Optimizing a Single Monthly Dose of Risedronate Based on its Weekly Dose in Healthy Japanese Postmenopausal Women

Abstract

Background and objectives: Risedronate is an anti-resorptive agent commonly used for the treatment of osteoporosis. This study investigated the safety, pharmacokinetics (PK) and pharmacodynamics (PD) of risedronate to optimize the monthly dose in healthy Japanese postmenopausal women.

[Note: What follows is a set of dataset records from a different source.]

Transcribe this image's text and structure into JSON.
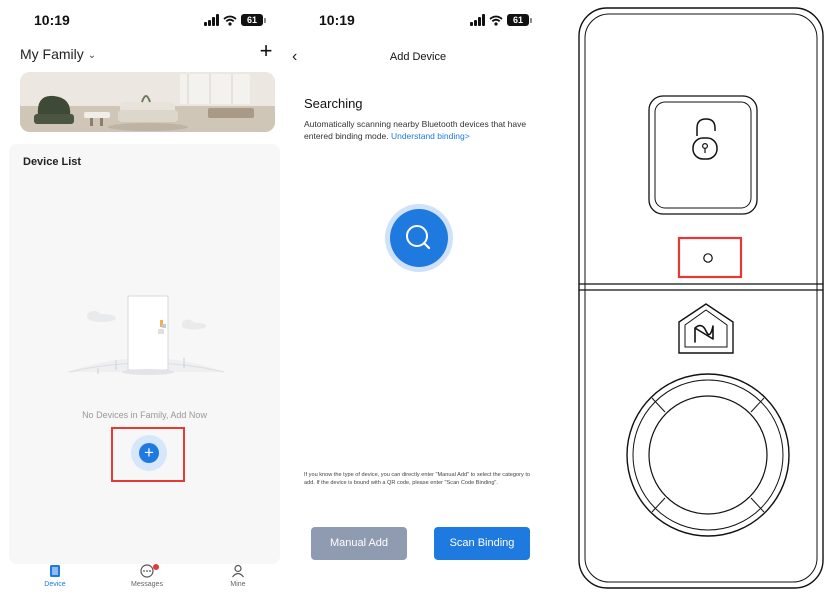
{
  "device_list_screen": {
    "status": {
      "time": "10:19",
      "battery": "61"
    },
    "family_selector": "My Family",
    "section_title": "Device List",
    "empty_message": "No Devices in Family, Add Now",
    "tabs": [
      {
        "label": "Device",
        "active": true,
        "icon": "device-icon"
      },
      {
        "label": "Messages",
        "active": false,
        "icon": "messages-icon",
        "has_badge": true
      },
      {
        "label": "Mine",
        "active": false,
        "icon": "person-icon"
      }
    ],
    "highlight_color": "#e53935",
    "accent_color": "#1f7ae0"
  },
  "add_device_screen": {
    "status": {
      "time": "10:19",
      "battery": "61"
    },
    "title": "Add Device",
    "heading": "Searching",
    "description": "Automatically scanning nearby Bluetooth devices that have entered binding mode.",
    "binding_link": "Understand binding>",
    "hint": "If you know the type of device, you can directly enter \"Manual Add\" to select the category to add. If the device is bound with a QR code, please enter \"Scan Code Binding\".",
    "manual_add_label": "Manual Add",
    "scan_binding_label": "Scan Binding"
  },
  "lock_illustration": {
    "icons": [
      "padlock-open-icon",
      "reset-hole",
      "house-logo-icon",
      "round-knob"
    ]
  }
}
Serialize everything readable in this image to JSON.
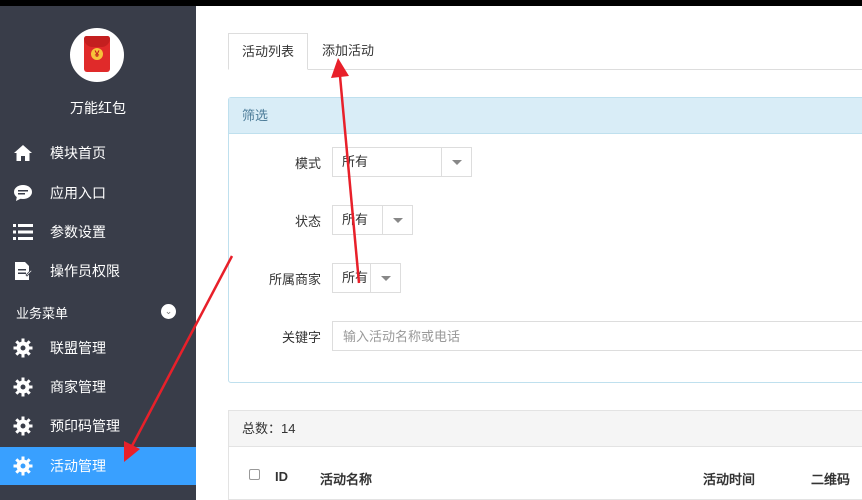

Methods: In this single-center, double-blinded, placebo-controlled study, subjects were randomized to receive risedronate (n＝8 per dose regimen) or placebo (n＝2 per dose regimen). Dosing regimens were either weekly dose of 17.5 mg for 4 consecutive wks, or single monthly dose (50, 75, 100, 125, or 150 mg). Safety was assessed by monitoring adverse events (AEs) and laboratory parameters. Dose proportionality was assessed using power model. PD analysis was performed using bone turnover markers (BTMs) and PK/PD analysis was performed using nonlinear mixed effect model.
Results: Out of 40 enrolled subjects, 38 completed the study. Administration of the monthly doses of 125 and 150 mg were cancelled. AEs were reported by 26/32 (81%) subjects (5 subjects in 17.5 mg group, 6 subjects in 50 mg group, 7 subjects in 75 mg group, and 8 subjects in 100 mg group) who received risedronate, however, most of AEs were mild. Dose over proportionality was implied for tested PK parameters. No obvious difference was observed between 75 and 100 mg administration for AUEC of BTMs. The final PK/PD model predicted that both uNTX/Cr and uCTX/Cr levels were similarly reduced with 75 mg monthly dose and 17.5 mg weekly dose.
Conclusion: Oral risedronate in the monthly doses of 50, 75 and 100 mg was found to be safe and well tolerated. PK and PD analyses suggested 75 mg monthly dose has comparable PD effects to 17.5 mg weekly dose.